Per cinque giorni, 250 animatori di comunità del progetto Policoro della Cei, provenienti da 137 diocesi, si sono ritrovati ad Assisi per il 35° Corso di formazione nazionale. Tra loro, una settantina di giovani che hanno scelto di iniziare il percorso formativo del progetto: segno della vitalità di un’iniziativa che continua a dare speranza alle nuove generazioni e ai territori. Con tanti sogni e prospettive per il futuro, come ci racconta don Bruno Bignami, direttore dell’Ufficio Cei per i problemi sociali e il lavoro.
Un bilancio di questa edizione.
“Sono stati giorni belli e positivi, in cui si è percepito l’entusiasmo di tanti giovani. Il tema centrale è stato quello della vocazione legata all’esperienza sociale e del lavoro: capire cioè come mettersi in gioco rispetto ai grandi temi e alla fase di travaglio che stiamo vivendo a livello sociale.
Abbiamo scelto di iniziare le giornate con la lectio divina, cosicché la Parola potesse scuotere e aiutare ad entrare meglio nelle tematiche. Ci sono stati poi momenti in plenaria con alcune conferenze, tra cui quella sull’impegno socio-politico tenuta da Ivo Lizzola, docente all’Università di Bergamo, e i laboratori dove i formatori fornivano, a seconda dello step raggiunto dagli animatori, strumenti per comprendere e portare avanti il progetto.
Particolarmente intensa è stata la veglia alla Porziuncola, curata dalle Francescane Alcantarine, perché nel luogo della chiamata di san Francesco si è percepita la tonalità della vocazione, cioè del sentirsi interpellati in questo mondo a capire quale è il proprio ruolo.

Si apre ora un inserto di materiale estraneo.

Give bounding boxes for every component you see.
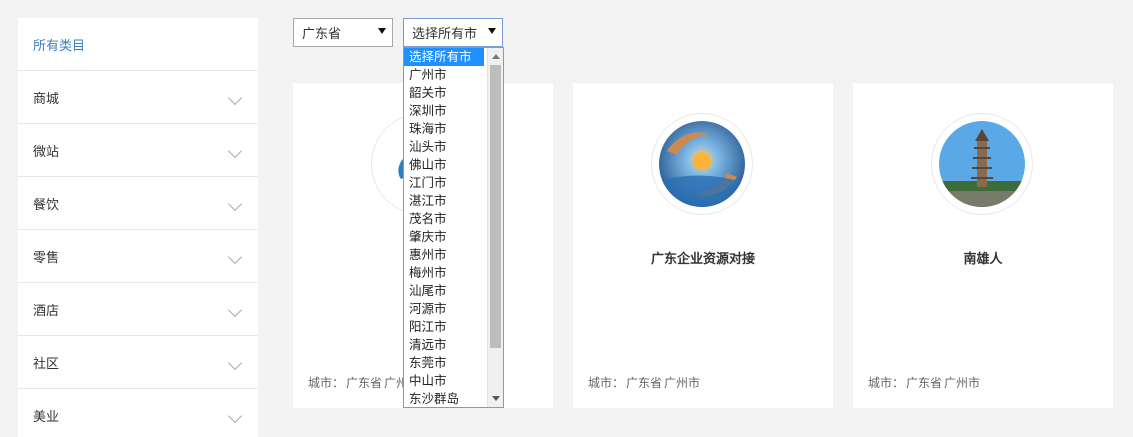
chevron-down-icon bbox=[227, 90, 243, 106]
city-option[interactable]: 珠海市 bbox=[404, 120, 484, 138]
scroll-down-icon[interactable] bbox=[492, 396, 500, 401]
city-option[interactable]: 惠州市 bbox=[404, 246, 484, 264]
sidebar-item-label: 微站 bbox=[33, 144, 60, 160]
city-option[interactable]: 肇庆市 bbox=[404, 228, 484, 246]
sidebar-item-label: 所有类目 bbox=[33, 38, 86, 54]
city-option[interactable]: 湛江市 bbox=[404, 192, 484, 210]
city-option[interactable]: 东莞市 bbox=[404, 354, 484, 372]
city-name: 广州市 bbox=[664, 376, 701, 390]
city-select[interactable]: 选择所有市 bbox=[403, 18, 503, 47]
category-sidebar: 所有类目 商城 微站 餐饮 零售 酒店 社区 美业 bbox=[18, 18, 258, 437]
app-card[interactable]: 南雄人 城市： 广东省 广州市 bbox=[853, 83, 1113, 408]
chevron-down-icon bbox=[227, 249, 243, 265]
city-option[interactable]: 汕尾市 bbox=[404, 282, 484, 300]
app-card[interactable]: 广东企业资源对接 城市： 广东省 广州市 bbox=[573, 83, 833, 408]
province-select-value: 广东省 bbox=[302, 27, 342, 42]
chevron-down-icon bbox=[227, 355, 243, 371]
city-label: 城市： bbox=[588, 376, 625, 390]
city-option[interactable]: 韶关市 bbox=[404, 84, 484, 102]
app-card-city: 城市： 广东省 广州市 bbox=[588, 374, 702, 391]
province-select[interactable]: 广东省 bbox=[293, 18, 393, 47]
city-province: 广东省 bbox=[906, 376, 943, 390]
city-select-value: 选择所有市 bbox=[412, 27, 478, 42]
app-card-title: 南雄人 bbox=[963, 252, 1003, 267]
chevron-down-icon bbox=[227, 143, 243, 159]
city-province: 广东省 bbox=[626, 376, 663, 390]
scrollbar-thumb[interactable] bbox=[490, 65, 501, 348]
city-option[interactable]: 选择所有市 bbox=[404, 48, 484, 66]
city-option[interactable]: 东沙群岛 bbox=[404, 390, 484, 407]
city-option[interactable]: 深圳市 bbox=[404, 102, 484, 120]
sidebar-item-catering[interactable]: 餐饮 bbox=[18, 177, 258, 230]
city-option[interactable]: 广州市 bbox=[404, 66, 484, 84]
chevron-down-icon bbox=[227, 196, 243, 212]
sidebar-item-community[interactable]: 社区 bbox=[18, 336, 258, 389]
city-option[interactable]: 汕头市 bbox=[404, 138, 484, 156]
app-logo-image bbox=[939, 121, 1025, 207]
city-dropdown-list[interactable]: 选择所有市 广州市 韶关市 深圳市 珠海市 汕头市 佛山市 江门市 湛江市 茂名… bbox=[403, 47, 504, 408]
city-province: 广东省 bbox=[346, 376, 383, 390]
app-card-city: 城市： 广东省 广州 bbox=[308, 374, 410, 391]
sidebar-item-all[interactable]: 所有类目 bbox=[18, 18, 258, 71]
city-option[interactable]: 梅州市 bbox=[404, 264, 484, 282]
app-logo-frame bbox=[651, 113, 753, 215]
sidebar-item-retail[interactable]: 零售 bbox=[18, 230, 258, 283]
chevron-down-icon bbox=[227, 408, 243, 424]
city-label: 城市： bbox=[868, 376, 905, 390]
sidebar-item-label: 商城 bbox=[33, 91, 60, 107]
sidebar-item-hotel[interactable]: 酒店 bbox=[18, 283, 258, 336]
sidebar-item-label: 零售 bbox=[33, 250, 60, 266]
sidebar-item-label: 社区 bbox=[33, 356, 60, 372]
city-label: 城市： bbox=[308, 376, 345, 390]
app-card-title: 广东企业资源对接 bbox=[650, 252, 755, 267]
sidebar-item-mall[interactable]: 商城 bbox=[18, 71, 258, 124]
sidebar-item-label: 酒店 bbox=[33, 303, 60, 319]
app-logo-frame bbox=[931, 113, 1033, 215]
dropdown-arrow-icon bbox=[488, 28, 496, 34]
app-card-city: 城市： 广东省 广州市 bbox=[868, 374, 982, 391]
city-option[interactable]: 清远市 bbox=[404, 336, 484, 354]
chevron-down-icon bbox=[227, 302, 243, 318]
city-option[interactable]: 佛山市 bbox=[404, 156, 484, 174]
sidebar-item-label: 美业 bbox=[33, 409, 60, 425]
city-option[interactable]: 中山市 bbox=[404, 372, 484, 390]
city-option[interactable]: 茂名市 bbox=[404, 210, 484, 228]
city-name: 广州市 bbox=[944, 376, 981, 390]
city-option[interactable]: 阳江市 bbox=[404, 318, 484, 336]
app-logo-image bbox=[659, 121, 745, 207]
city-option[interactable]: 江门市 bbox=[404, 174, 484, 192]
dropdown-scrollbar[interactable] bbox=[487, 48, 503, 407]
dropdown-arrow-icon bbox=[378, 28, 386, 34]
city-option[interactable]: 河源市 bbox=[404, 300, 484, 318]
sidebar-item-beauty[interactable]: 美业 bbox=[18, 389, 258, 437]
scroll-up-icon[interactable] bbox=[492, 54, 500, 59]
sidebar-item-microsite[interactable]: 微站 bbox=[18, 124, 258, 177]
sidebar-item-label: 餐饮 bbox=[33, 197, 60, 213]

È stato molto bello anche il pomeriggio dedicato alla visita dei luoghi francescani nella città di Assisi: la Chiesa nuova, san Damiano, la basilica e la Porziuncola. In ogni posto, i giovani hanno potuto ascoltare la testimonianza di un frate che ha parlato loro del messaggio di san Francesco per il mondo di oggi”.
C’è stata anche una novità…
“Sì, farci accompagnare dalla figura di un testimone di spiritualità sociale. Abbiamo scelto don Primo Mazzolari, di cui ricorre il 60º anniversario della morte. Il suo messaggio è stato ripreso a vari livelli, nei diversi momenti di formazione, per rilanciare la visione termini di lamentela, ma per avere la capacità di vedere il positivo anche nelle situazioni di limitatezza, per dare vitalità e slancio.
Questo è il modello cristiano di impegno: non esiste un territorio così povero da non dire nulla, bisogna scorgere però il positivo e metterlo in circolo. L’espressione di Papa Francesco, ‘osate grandi cose’, che ha fatto da tema al corso, dice proprio la capacità di vedere come, in questo mondo, la mia vita, se messa in un circolo virtuoso, può realizzare grandi cose”.
Il card. Bassetti ha chiesto ai giovani di impegnarsi nella società e in politica. Come è risuonato questo appello?
“Il card. Bassetti ha presieduto per noi una messa molto bella e partecipata. Aveva preparato un testo, che ha lasciato molte volte da parte per parlare a braccio, segno dell’importanza che attribuiva al parlare ai giovani di questi temi. Ha fatto riferimento alla spiritualità e alla necessità di rileggerla in un contesto di fatica dell’impegno sociale e politico dei cattolici.
Il suo dunque è stato un appello rilevante su questo fronte: a sentirsi motivati e a dare oggi maggior valore all’impegno sociopolitico, a non considerarlo un di più, ma come un’esperienza di carità”.
Quali sono le prospettive, i sogni, del progetto Policoro dopo questo corso di formazione?
“Sono tanti. Guardiamo con fiducia al nuovo anno formativo che ha preso il via con il corso di Assisi. Le prospettive vanno nella direzione di un rilancio della comunicazione, tema che sarà al centro del prossimo Corso nazionale perché è importante raccontarsi e raccontare quanto di bene accade sui territori.
Inoltre, con la Pastorale giovanile e con Caritas, valuteremo la possibilità di proporre nuove occasioni di formazione per chi termina il percorso del progetto Policoro e chiede di non chiudere. Questo dice la bontà dell’esperienza fatta. C’è poi la volontà di seguire di più quei territori che fanno fatica nell’accompagnamento”.